Python uses BeautifulSoup to implement reptilian _python

Source: Internet
Author: User

I used to talk about using PHANTOMJS as a crawler to catch a Web page http://www.jb51.net/article/55789.htm is made with a selector.

Using the Python module BeautifulSoup (document: http://www.crummy.com/software/BeautifulSoup/bs4/doc/), it's easy to crawl Web content

# coding=utf-8
import urllib from
bs4 import beautifulsoup

url = ' http://www.baidu.com/s '
values ={' WD ': ' Tennis '}
Encoded_param = Urllib.urlencode (values)
full_url = URL + '? ' + Encoded_param
response = Urllib.urlopen (full_url)
soup =beautifulsoup (response)
alinks = Soup.find_all (' a ')

The above can crawl Baidu search out the result is a tennis record.

BeautifulSoup has a number of very useful methods built into it.

Some of the more useful features:

Construct a node element

Copy Code code as follows:

Soup = BeautifulSoup (' <b class= ' boldest ">extremely bold</b> ')
Tag = soup.b
Type (TAG)
# <class ' Bs4.element.Tag ' >

Properties can be obtained using attr, and the result is a dictionary

Copy Code code as follows:

Tag.attrs
# {U ' class ': U ' boldest '}

or directly tag.class to take the attribute.

You can also manipulate properties freely

Tag[' class '] = ' verybold '
tag[' id ' = 1
tag
# <blockquote class= "Verybold" id= "1" >extremely bold< /blockquote>

del tag[' class ']
del tag[' id '
tag
# <blockquote>extremely bold</ Blockquote>

tag[' class ']
# keyerror: ' Class '
print (Tag.get (' class ')
# None

You can also find DOM elements, such as the following example, in a casual operation.

1. Build a document

Html_doc = "" "
soup = BeautifulSoup (Html_doc)

2. Various

Soup.head #  
Related Article

Contact Us

The content source of this page is from Internet, which doesn't represent Alibaba Cloud's opinion; products and services mentioned on that page don't have any relationship with Alibaba Cloud.
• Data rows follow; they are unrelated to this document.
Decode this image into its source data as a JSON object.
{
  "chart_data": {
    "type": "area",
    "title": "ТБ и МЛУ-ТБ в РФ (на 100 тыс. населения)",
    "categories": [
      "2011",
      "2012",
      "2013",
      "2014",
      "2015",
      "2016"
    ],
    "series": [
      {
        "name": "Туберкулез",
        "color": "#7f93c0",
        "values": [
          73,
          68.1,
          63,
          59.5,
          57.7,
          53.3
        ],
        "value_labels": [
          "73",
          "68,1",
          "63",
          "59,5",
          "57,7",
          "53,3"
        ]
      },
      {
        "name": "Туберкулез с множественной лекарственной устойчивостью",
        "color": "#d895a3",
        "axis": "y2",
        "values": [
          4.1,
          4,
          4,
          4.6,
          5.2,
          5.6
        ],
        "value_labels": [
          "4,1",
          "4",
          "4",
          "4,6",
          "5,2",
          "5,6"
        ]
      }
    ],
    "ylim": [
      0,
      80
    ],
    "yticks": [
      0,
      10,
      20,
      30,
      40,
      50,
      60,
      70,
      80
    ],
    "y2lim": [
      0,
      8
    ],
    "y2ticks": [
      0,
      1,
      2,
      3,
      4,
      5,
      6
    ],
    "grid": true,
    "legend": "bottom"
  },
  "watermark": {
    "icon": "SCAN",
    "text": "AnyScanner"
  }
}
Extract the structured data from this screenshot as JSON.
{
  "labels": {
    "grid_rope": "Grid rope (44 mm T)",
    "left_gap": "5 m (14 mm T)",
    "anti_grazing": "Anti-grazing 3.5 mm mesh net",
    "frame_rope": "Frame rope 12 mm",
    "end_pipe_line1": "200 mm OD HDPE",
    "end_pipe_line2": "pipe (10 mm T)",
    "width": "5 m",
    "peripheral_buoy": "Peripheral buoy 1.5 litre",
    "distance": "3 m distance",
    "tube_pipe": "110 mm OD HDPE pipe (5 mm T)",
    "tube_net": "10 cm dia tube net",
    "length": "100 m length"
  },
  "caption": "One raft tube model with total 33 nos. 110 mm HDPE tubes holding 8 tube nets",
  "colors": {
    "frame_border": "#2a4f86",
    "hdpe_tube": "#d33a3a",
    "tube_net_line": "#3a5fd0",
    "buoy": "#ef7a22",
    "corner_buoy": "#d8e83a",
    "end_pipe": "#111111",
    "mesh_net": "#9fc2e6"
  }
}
If the content of the page makes you feel confusing, please write us an email, we will handle the problem within 5 days after receiving your email.

If you find any instances of plagiarism from the community, please send an email to: info-contact@alibabacloud.com and provide relevant evidence. A staff member will contact you within 5 working days.

A Free Trial That Lets You Build Big!

Start building with 50+ products and up to 12 months usage for Elastic Compute Service

  • Sales Support

    1 on 1 presale consultation

  • After-Sales Support

    24/7 Technical Support 6 Free Tickets per Quarter Faster Response

  • Alibaba Cloud offers highly flexible support services tailored to meet your exact needs.